The best way to review the job is to list all tasks in full detail. Simple techniques such as Drill-Down are useful for this.

Once you have a detailed list of all the tasks that you must achieve, make your best guess at how long each task will take to complete.

Ensure that within your estimate you also allow time for project management, detailed project planning, liaison with outside bodies, meetings, quality assurance and any supporting documentation necessary.

Also make sure that you have allowed time for:

Other high urgency tasks to be carried out which will have priority over this one

Accidents and emergencies

Internal meetings

Holidays and sickness in essential staff

Contact with other customers, perhaps to arrange the next job

Breakdowns in equipment

Missed deliveries by suppliers


Quality control rejections

These factors may double (or more than double) the length of time needed to complete a project.

If the accuracy of time estimates is critical, you may find it effective to develop a systematic approach to including these factors. If possible, base this on past experience.

Key points:
You can lose a great deal of credibility by underestimating the length of time needed to implement a project. If you underestimate time, not only do you miss deadlines, you also put other project workers under unnecessary stress.
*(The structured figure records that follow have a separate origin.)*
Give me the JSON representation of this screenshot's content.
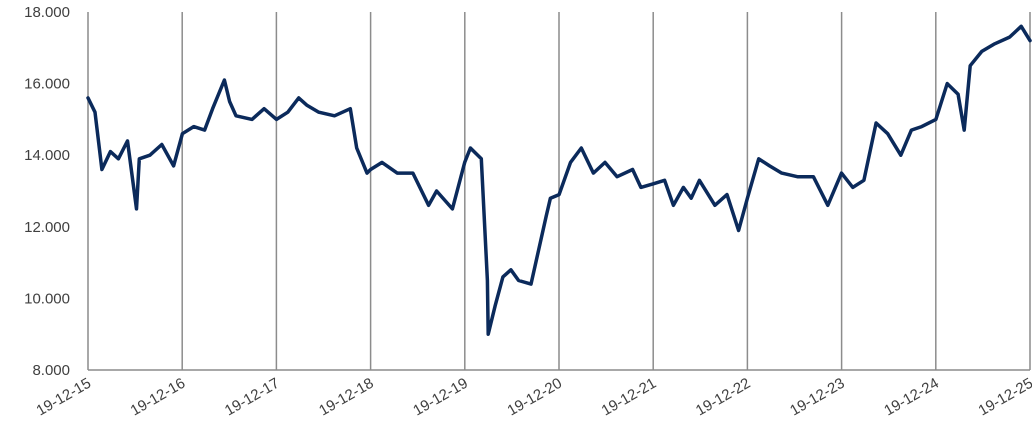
{
  "chart_data": {
    "type": "line",
    "title": "",
    "xlabel": "",
    "ylabel": "",
    "ylim": [
      8000,
      18000
    ],
    "y_ticks": [
      "8.000",
      "10.000",
      "12.000",
      "14.000",
      "16.000",
      "18.000"
    ],
    "x_ticks": [
      "19-12-15",
      "19-12-16",
      "19-12-17",
      "19-12-18",
      "19-12-19",
      "19-12-20",
      "19-12-21",
      "19-12-22",
      "19-12-23",
      "19-12-24",
      "19-12-25"
    ],
    "vertical_gridlines": true,
    "line_color": "#0b2a5b",
    "series": [
      {
        "x": [
          "2015-12-19",
          "2016-01-15",
          "2016-02-11",
          "2016-03-15",
          "2016-04-15",
          "2016-05-20",
          "2016-06-24",
          "2016-07-05",
          "2016-08-15",
          "2016-09-30",
          "2016-11-15",
          "2016-12-19",
          "2017-02-01",
          "2017-03-15",
          "2017-04-15",
          "2017-05-31",
          "2017-06-20",
          "2017-07-15",
          "2017-09-15",
          "2017-11-01",
          "2017-12-19",
          "2018-02-01",
          "2018-03-15",
          "2018-04-15",
          "2018-06-01",
          "2018-08-01",
          "2018-10-01",
          "2018-10-26",
          "2018-12-05",
          "2018-12-19",
          "2019-02-01",
          "2019-04-01",
          "2019-06-01",
          "2019-08-01",
          "2019-09-01",
          "2019-11-01",
          "2019-12-19",
          "2020-01-10",
          "2020-02-21",
          "2020-03-16",
          "2020-03-19",
          "2020-04-15",
          "2020-05-15",
          "2020-06-15",
          "2020-07-15",
          "2020-09-01",
          "2020-10-30",
          "2020-11-15",
          "2020-12-19",
          "2021-02-01",
          "2021-03-15",
          "2021-05-01",
          "2021-06-15",
          "2021-08-01",
          "2021-09-30",
          "2021-11-01",
          "2021-12-19",
          "2022-02-01",
          "2022-03-07",
          "2022-04-15",
          "2022-05-15",
          "2022-06-16",
          "2022-08-15",
          "2022-10-01",
          "2022-11-15",
          "2022-12-19",
          "2023-02-01",
          "2023-03-15",
          "2023-05-01",
          "2023-07-01",
          "2023-09-01",
          "2023-10-27",
          "2023-12-19",
          "2024-02-01",
          "2024-03-15",
          "2024-05-01",
          "2024-06-15",
          "2024-08-05",
          "2024-09-15",
          "2024-10-25",
          "2024-12-19",
          "2025-02-01",
          "2025-03-15",
          "2025-04-08",
          "2025-05-01",
          "2025-06-15",
          "2025-08-01",
          "2025-10-01",
          "2025-11-15",
          "2025-12-19"
        ],
        "values": [
          15600,
          15200,
          13600,
          14100,
          13900,
          14400,
          12500,
          13900,
          14000,
          14300,
          13700,
          14600,
          14800,
          14700,
          15300,
          16100,
          15500,
          15100,
          15000,
          15300,
          15000,
          15200,
          15600,
          15400,
          15200,
          15100,
          15300,
          14200,
          13500,
          13600,
          13800,
          13500,
          13500,
          12600,
          13000,
          12500,
          13800,
          14200,
          13900,
          10500,
          9000,
          9800,
          10600,
          10800,
          10500,
          10400,
          12300,
          12800,
          12900,
          13800,
          14200,
          13500,
          13800,
          13400,
          13600,
          13100,
          13200,
          13300,
          12600,
          13100,
          12800,
          13300,
          12600,
          12900,
          11900,
          12800,
          13900,
          13700,
          13500,
          13400,
          13400,
          12600,
          13500,
          13100,
          13300,
          14900,
          14600,
          14000,
          14700,
          14800,
          15000,
          16000,
          15700,
          14700,
          16500,
          16900,
          17100,
          17300,
          17600,
          17200
        ]
      }
    ]
  }
}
Projects will become seriously unprofitable, and other tasks cannot be started.

The first step towards making good time estimates is to fully understand the problem to be solved.

You can then prepare a detailed list of tasks that must be achieved. This list should include all the administrative tasks and meetings you need to carry out as well as the work itself.

Finally, allow time for all the expected and unexpected disruptions and delays to work that will inevitably happen.